Отменив важное внешнеполитическое решение предыдущего кабинета, Эррио и его главный сторонник в стане социалистов Жозеф Поль-Бонкур подчеркивали, что не отказываются от оккупации и де милитаризации левого берега Рейна как предусмотренных Версальским договором. Поль-Бонкур считал вечную демилитаризацию важнее временной оккупации. Настроенные более реалистически, французские военные заявили устами сенатора Робера Буржуа, отставного генерала: «С чисто военной точки зрения Рур не является и никогда не был элементом безопасности… Безопасность Франции – в Рейне и в трех предмостных укреплениях» (ЭЭП, 222).
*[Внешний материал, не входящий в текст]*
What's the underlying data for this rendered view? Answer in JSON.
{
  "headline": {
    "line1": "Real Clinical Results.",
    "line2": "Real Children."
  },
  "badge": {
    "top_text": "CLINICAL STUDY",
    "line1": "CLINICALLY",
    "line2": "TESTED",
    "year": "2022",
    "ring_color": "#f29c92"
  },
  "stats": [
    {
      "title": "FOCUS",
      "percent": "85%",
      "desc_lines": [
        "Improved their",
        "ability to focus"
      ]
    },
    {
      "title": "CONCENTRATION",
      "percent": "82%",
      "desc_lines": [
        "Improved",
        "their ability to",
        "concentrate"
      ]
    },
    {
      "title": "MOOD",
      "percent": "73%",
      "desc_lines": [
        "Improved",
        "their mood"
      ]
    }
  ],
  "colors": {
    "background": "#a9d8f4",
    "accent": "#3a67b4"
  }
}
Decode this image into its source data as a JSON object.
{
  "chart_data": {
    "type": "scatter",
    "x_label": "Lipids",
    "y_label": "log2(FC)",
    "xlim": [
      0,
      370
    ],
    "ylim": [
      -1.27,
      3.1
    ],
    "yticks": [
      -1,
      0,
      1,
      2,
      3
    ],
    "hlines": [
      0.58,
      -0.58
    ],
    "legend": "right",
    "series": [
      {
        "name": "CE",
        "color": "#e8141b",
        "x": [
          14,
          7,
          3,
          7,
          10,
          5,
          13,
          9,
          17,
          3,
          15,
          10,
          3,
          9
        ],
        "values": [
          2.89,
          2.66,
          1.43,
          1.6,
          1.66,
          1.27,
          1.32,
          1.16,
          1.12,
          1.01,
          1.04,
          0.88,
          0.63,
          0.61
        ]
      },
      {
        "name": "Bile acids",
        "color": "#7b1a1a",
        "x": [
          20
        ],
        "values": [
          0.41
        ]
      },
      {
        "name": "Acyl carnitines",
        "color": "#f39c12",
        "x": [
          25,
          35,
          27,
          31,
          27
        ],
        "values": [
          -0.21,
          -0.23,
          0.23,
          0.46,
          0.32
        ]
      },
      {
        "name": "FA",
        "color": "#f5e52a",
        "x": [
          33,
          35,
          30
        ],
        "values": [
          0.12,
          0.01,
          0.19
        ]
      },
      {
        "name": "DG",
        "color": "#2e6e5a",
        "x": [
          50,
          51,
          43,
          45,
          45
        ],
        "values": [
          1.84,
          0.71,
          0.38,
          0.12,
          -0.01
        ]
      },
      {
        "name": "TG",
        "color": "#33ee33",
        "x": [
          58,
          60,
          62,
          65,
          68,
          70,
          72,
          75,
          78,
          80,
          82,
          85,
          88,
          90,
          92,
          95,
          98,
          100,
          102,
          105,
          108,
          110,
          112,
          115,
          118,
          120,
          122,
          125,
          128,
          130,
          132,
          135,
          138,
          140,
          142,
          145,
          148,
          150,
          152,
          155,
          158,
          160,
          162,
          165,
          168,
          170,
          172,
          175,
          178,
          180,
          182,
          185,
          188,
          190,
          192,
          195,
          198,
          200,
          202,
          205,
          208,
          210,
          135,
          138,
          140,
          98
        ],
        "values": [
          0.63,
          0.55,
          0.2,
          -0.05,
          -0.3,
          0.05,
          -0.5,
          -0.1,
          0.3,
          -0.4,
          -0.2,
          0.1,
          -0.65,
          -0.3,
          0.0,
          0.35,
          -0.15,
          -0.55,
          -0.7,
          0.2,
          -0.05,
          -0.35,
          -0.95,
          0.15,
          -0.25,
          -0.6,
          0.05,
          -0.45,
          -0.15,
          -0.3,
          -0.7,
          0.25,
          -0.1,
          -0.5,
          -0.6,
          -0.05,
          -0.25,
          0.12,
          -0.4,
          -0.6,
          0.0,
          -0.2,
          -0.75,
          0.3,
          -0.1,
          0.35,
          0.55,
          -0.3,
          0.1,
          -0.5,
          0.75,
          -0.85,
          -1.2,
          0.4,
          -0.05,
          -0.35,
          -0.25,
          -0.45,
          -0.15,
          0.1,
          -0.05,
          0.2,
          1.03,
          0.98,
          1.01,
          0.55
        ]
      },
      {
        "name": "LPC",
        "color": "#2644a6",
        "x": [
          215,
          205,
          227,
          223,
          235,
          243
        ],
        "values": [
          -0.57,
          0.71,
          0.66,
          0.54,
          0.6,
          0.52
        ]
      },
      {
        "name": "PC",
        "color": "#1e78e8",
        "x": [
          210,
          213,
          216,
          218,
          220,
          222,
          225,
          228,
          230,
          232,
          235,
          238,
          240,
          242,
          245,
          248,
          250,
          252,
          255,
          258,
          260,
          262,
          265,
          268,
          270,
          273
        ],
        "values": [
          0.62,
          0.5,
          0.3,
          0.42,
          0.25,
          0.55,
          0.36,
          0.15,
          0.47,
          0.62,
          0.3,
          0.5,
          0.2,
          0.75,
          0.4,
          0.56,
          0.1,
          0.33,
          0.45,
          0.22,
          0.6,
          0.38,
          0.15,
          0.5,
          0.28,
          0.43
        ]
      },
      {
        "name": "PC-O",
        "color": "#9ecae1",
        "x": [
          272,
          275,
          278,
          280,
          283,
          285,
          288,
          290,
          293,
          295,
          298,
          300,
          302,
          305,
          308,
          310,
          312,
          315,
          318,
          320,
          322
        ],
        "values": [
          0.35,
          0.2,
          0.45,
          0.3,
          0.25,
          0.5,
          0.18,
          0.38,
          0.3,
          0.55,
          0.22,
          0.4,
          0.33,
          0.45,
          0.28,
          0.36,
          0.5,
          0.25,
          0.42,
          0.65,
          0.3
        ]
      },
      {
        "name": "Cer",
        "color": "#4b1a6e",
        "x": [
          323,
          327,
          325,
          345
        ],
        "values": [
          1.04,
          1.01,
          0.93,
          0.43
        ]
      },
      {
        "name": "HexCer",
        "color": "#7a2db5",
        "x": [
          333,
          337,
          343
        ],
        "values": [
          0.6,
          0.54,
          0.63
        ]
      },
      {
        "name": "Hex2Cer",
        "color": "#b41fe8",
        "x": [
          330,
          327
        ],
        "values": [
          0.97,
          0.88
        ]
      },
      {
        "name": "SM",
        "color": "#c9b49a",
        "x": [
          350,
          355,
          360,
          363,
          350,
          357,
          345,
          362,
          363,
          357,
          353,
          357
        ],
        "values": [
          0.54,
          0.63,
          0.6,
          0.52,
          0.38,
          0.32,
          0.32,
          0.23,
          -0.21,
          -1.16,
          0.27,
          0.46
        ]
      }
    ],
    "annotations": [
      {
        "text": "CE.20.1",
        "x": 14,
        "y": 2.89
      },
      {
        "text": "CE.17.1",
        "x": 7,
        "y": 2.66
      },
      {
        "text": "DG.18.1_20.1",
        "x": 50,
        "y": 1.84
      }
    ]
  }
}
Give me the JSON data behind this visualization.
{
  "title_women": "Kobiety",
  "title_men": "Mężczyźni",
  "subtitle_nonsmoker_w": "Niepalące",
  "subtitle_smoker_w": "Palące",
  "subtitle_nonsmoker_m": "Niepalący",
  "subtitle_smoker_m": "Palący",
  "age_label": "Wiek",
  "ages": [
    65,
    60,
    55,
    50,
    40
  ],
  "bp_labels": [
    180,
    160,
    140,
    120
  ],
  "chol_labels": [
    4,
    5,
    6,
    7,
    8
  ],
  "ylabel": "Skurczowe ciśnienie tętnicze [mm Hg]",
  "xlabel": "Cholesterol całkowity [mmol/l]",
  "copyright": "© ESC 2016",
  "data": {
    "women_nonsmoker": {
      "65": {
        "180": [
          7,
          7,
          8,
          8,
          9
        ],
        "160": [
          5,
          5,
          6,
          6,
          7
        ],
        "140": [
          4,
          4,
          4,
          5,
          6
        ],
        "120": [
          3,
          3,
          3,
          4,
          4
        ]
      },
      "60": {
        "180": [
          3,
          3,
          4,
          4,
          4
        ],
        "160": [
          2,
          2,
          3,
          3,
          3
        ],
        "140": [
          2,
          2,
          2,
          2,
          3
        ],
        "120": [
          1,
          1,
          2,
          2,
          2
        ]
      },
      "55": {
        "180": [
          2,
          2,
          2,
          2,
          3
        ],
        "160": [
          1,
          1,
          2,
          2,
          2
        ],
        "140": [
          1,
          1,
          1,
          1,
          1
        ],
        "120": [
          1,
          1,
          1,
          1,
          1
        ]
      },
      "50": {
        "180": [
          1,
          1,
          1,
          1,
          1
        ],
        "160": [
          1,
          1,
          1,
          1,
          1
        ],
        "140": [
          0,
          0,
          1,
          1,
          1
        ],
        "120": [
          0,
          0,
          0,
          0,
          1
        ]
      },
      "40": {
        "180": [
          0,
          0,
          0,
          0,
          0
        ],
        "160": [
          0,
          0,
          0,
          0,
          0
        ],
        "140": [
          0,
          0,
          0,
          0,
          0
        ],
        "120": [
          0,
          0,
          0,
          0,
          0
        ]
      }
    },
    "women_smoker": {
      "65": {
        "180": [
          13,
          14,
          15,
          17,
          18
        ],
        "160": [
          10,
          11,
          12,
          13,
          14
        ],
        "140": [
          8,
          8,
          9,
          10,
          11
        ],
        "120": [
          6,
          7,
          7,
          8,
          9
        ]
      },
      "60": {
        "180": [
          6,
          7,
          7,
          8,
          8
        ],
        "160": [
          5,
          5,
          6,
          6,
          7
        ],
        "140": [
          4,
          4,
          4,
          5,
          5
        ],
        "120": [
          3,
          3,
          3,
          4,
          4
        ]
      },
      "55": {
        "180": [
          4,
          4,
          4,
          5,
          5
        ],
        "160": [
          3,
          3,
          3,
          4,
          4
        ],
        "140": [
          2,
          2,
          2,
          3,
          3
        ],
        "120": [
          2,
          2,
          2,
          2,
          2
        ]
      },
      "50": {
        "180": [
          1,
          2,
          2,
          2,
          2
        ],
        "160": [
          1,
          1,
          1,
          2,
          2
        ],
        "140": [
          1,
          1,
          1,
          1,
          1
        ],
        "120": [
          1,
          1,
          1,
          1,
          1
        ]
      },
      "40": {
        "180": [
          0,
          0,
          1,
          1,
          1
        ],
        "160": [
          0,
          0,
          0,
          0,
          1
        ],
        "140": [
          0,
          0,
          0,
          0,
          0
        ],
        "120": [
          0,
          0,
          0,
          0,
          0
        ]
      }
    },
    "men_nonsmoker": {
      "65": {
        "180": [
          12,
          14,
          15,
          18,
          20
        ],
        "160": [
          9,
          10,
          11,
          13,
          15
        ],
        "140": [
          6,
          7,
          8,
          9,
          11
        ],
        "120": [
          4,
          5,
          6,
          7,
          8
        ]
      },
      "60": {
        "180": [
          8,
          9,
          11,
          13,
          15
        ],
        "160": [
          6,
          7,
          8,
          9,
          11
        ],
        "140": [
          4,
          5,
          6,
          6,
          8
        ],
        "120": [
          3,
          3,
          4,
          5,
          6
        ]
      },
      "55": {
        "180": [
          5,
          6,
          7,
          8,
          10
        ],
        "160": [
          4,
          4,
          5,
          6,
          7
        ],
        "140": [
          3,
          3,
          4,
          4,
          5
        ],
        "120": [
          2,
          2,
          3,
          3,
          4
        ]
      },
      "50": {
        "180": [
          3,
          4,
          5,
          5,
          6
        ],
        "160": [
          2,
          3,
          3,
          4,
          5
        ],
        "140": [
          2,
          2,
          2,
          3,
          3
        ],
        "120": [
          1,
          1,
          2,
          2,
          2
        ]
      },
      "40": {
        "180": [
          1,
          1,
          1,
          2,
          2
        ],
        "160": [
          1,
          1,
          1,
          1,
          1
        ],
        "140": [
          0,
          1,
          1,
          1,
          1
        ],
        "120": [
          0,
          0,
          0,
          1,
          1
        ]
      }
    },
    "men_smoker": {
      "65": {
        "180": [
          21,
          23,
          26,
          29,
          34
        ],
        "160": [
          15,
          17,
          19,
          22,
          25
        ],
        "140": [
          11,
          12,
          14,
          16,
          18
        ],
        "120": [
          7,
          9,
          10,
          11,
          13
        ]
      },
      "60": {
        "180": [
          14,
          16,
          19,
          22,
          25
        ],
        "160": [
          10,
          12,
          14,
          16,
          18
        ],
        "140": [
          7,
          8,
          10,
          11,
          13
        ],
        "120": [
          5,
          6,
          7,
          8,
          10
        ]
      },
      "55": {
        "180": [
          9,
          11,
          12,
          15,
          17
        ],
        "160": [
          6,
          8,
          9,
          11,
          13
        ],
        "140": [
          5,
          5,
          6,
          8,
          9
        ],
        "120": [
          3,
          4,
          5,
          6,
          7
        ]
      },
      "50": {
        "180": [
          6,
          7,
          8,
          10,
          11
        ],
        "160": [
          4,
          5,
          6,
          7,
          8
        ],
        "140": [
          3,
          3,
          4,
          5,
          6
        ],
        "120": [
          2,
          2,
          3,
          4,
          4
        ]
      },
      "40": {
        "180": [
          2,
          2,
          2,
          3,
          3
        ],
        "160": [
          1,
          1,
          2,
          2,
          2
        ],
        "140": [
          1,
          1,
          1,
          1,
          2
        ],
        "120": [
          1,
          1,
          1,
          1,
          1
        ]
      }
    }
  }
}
Тем временем эвакуация левого берега продолжалась. Английские войска покинули Кёльн 31 января 1926 г., на год позже запланированного срока, поскольку во время оккупации Рура – и по причине этой оккупации – межсоюзная комиссия по военному контролю не работала.

Кабинет Эррио в апреле 1925 г. пал в силу внутриполитических причин, но лидер радикалов был избран председателем Палаты депутатов. Пенлеве сменил его на посту премьера, Бриан вернулся к руководству внешней политикой, сделав ставку на нормализацию отношений с Берлином. «Я хочу мира между Францией и Германией», – заявил он. «Кто это говорит? Иегова? Ромен Роллан? Папа римский? – иронизировал Моррас. – Нет, это Бриан, это наш старый добрый Аристид». «Король говорил: мы хотим, – добавил он. – Оратор говорит: я хочу, потому что он одинок и думает только о себе» (MMT, II, 345).

Бриан при поддержке Эррио хотел заключить такой договор, который, не отменяя Версальский «мир», гарантировал бы безопасность Франции даже ценой неизбежных уступок. Бессменный руководитель германской внешней политики Штреземан, стремясь к поэтапной ревизии ненавистного диктата, был готов гарантировать западные границы Рейха (канцлер Куно сделал такое предложение в декабре 1922 г., Пуанкаре отверг его), но торговался относительно сроков эвакуации «союзных» войск из Рейнской области, сокращения репараций и смягчения режима их выплаты, а также принятия Германии в Лигу Наций, что означало ее международно-правовую реабилитацию. Последнее условие вызвало негодование Морраса: «Возвращение Германии в мир общего права и восприятие ее как страны, подобной всем остальным, рушат всю идеологию союзников» (MMT, II, 328). Однако восстановление Европы, на которое сделали ставку «союзники» и их вчерашние противники, диктовало только такой ход событий[220].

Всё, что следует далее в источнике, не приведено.